India has just ratified the Paris Climate Agreement, which makes it closer to becoming active. The South Asian giant is the fourth-largest emitter of greenhouse gasses in the world.
The agreement was negotiated in December last year by 195 countries and is set to enter into force when enough states to represent the equivalent to fifty-five percent of global emissions ratify the accord. The process for ratification includes officially signing the agreement, accepting the agreement at a national level and finally depositing an “instrument of ratification” at the United Nations headquarters in New York City.
India and the Paris agreement
The United States, Brazil, and China, some of the planet’s biggest greenhouse emitters were the first in ratifying the Paris accord. Several smaller countries have followed. India generates four percent of all global emissions, which means the agreement is on the verge of activation.
So far, sixty-two countries have ratified the accord, an equivalent of fifty-one percent of global emissions as stated by the United Nations’ Framework Convention on Climate Change.
U.N. Secretary-General Ban Ki-moon said that India had shown “global leadership and vision” by ratifying the accord. The ratification was done on Mahatma Gandhi’s birthday, which led to President Obama claiming that Indian had carried on Gandhi’s “legacy.”
“This demonstrates to an even greater degree the broad global support for the Paris agreement and for strong action on climate change… It adds to what has been global momentum. [The Indian Primer Minister] has recognized the ways that climate change can have severe impacts, especially on vulnerable populations,” said David Waskow, director of the international climate initiative at the World Resources Institute.
India is especially vulnerable to climate change. The country possesses a long coastline that is at risk of rising sea levels. India has also dealt with both heat waves and intense floods in recent years, which had killed thousands and severely affected the nation’s agriculture.
India and electricity service
Ajay Mathur, director general of the Energy and Resources Institute of New Delhi, has noted the government has three projects to help reduce their environmental print. First is the use of renewable energy to balance supply and consumption of electricity.
India’s economic development means that hundreds of millions of people are receiving power for the first time, which increases the country use of nonrenewable energy sources. The India government wants to canalize these new users into the wind and solar power to build out the country’s electricity grid.
Next, there is a program that aims to enhance the efficient of the agriculture sector and a program to research renewable forms of air conditioning, since this accounts for half of the electricity demands in the country.
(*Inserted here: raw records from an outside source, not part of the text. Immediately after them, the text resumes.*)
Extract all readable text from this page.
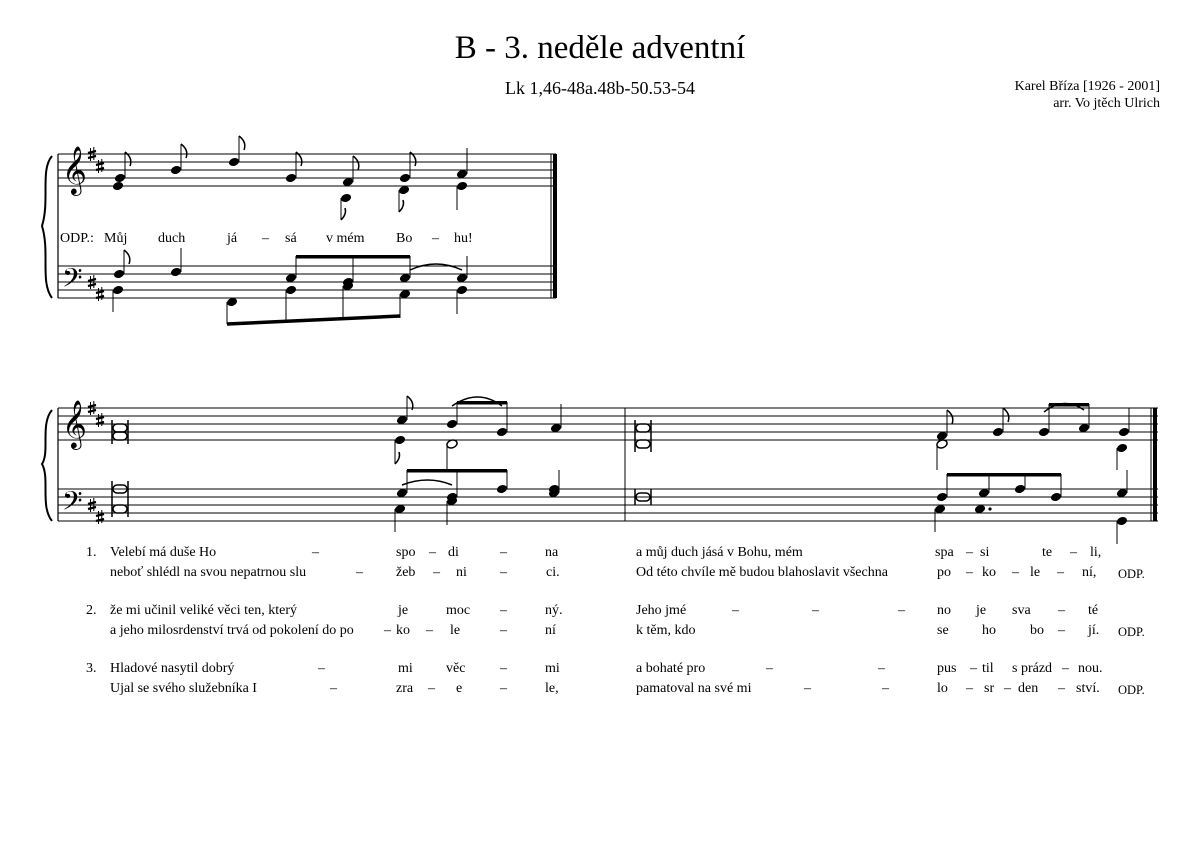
B - 3. neděle adventní
Lk 1,46-48a.48b-50.53-54	Karel Bříza [1926 - 2001]
arr. Vo jtěch Ulrich
𝄞
𝄢
𝄞
𝄢
ODP.: Můj duch	já – sá v mém Bo – hu!
1. Velebí má duše Ho	–	spo – di	–	na	a můj duch jásá v Bohu, mém	spa – si	te – li,
neboť shlédl na svou nepatrnou slu	– žeb – ni –	ci.	Od této chvíle mě budou blahoslavit všechna	po – ko – le – ní, ODP.
2. že mi učinil veliké věci ten, který	je	moc –	ný.	Jeho jmé	–	–	– no je sva – té
a jeho milosrdenství trvá od pokolení do po – ko – le	–	ní	k těm, kdo	se ho bo – jí. ODP.
3. Hladové nasytil dobrý	–	mi věc –	mi	a bohaté pro	–	–	pus – til s prázd – nou.
Ujal se svého služebníka I	–	zra – e	–	le,	pamatoval na své mi	–	–	lo – sr – den – ství. ODP.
“We think India is moving to the center stage of global energy. All the numbers are indicating that India will be the number one country in terms of coal consumption worldwide. India will be the number one country for oil demand growth worldwide. And India will be the country with more than 20 percent of the solar [power] worldwide,” claimed Fatih Birol, executive director of the International Energy Agency.
The largest greenhouse emitters in the world
Some of the biggest polluters in the world have not ratified the Paris agreement yet. This includes Russia, which accounts for seven percent of global emissions, followed by Japan with almost four percent, Canada with close to two percent, South Korea with 1.85 percent, México with 1.7 percent, Indonesia with nearly one and a half percent, South Africa and Australia both with 1.46 percent.
However, it is believed that the European Union as a whole, whose twenty-eight member nations together account for twelve percent of the global emissions, could ratify the agreement next week, making it enter into force.
The first three months of 2016 have become the hottest in the recorded history. Most of Greenland’s ice sheet melted in a way that scientists have “ever seen.” Meanwhile, increased warmer seas are destroying coral reefs and other marine life.
Researchers have stated that sea levels could rise faster than previously believed, covering entire coastal communities all over the world. Even if the Paris agreement enters into force, scientists have stated that the Earth will still warm more than 2 degrees Celsius, which will drastically change the planet’s climate.